又『防長風土注進案』(天保十三年~弘化三年)には、桃林寺の項で
「当寺之儀ハ先年及中絶、桃林寺と申観音堂計有之、元禄十三辰ノ年御庄屋善左衛門再建立之御願申上、御免許之上小周防村渓月院十六世石峯和尚開山ニ而長州大寧寺弟子上藍和尚二世中興ニ而建立仕、」
(以下略)
と記している。
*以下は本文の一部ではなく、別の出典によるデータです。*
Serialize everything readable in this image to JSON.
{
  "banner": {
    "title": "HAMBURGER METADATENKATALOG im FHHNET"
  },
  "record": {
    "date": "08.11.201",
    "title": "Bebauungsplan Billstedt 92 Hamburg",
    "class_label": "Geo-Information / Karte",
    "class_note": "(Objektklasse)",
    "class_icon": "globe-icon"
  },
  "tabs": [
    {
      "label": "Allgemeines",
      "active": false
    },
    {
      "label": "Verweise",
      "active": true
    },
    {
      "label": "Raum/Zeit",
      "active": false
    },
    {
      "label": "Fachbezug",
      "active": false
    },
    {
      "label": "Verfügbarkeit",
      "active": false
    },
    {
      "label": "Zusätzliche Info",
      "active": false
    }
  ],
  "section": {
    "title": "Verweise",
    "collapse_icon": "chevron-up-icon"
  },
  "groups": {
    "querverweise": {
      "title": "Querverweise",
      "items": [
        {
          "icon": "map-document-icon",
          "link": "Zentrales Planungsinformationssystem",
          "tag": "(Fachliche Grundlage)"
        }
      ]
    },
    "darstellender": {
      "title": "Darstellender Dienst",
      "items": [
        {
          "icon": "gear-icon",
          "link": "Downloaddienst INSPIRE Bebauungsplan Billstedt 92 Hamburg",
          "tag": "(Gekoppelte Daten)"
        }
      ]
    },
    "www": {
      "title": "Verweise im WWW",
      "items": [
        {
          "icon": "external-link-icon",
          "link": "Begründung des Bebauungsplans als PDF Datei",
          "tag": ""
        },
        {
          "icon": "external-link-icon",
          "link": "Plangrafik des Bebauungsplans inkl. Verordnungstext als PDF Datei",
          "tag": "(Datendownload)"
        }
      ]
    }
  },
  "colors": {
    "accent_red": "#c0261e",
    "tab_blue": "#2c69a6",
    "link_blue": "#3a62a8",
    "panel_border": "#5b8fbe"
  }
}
いずれにせよ庄屋である当家の強力な関与があったものと思われる。
寛延二年(一七四九)の『地下上申』には、小名の一つに光時を挙げ、
「右之内光時と申ハ、往古九州侍大木主計と申者浪人仕住居致候ニ付、其者之名乗を光時と名乗申たる由ニ付今以光時と屋敷を相唱へ、右大木之末類御百姓遂居申候事」
と述べている。
又『防長風土注進案』にも
「右小村之内ニ伊生丸太郎丸四郎丸六郎丸申所有之
往古高山と申所ニ當村之地頭職光井亀千代と申人居住被致候を便り、九州之浪人大木主計光時と申者暫ク足を留候由、大木之子供多数有之、所々ニ居住仕候名を委地名ニ唱へ申候由申伝候」
としてほぼ同様のことを述べている。伝承を後世に至って記したものではあるが、地名と大木光時の関係をこのように伝えていることは当家の由緒と村での勢力を物語るものであろう。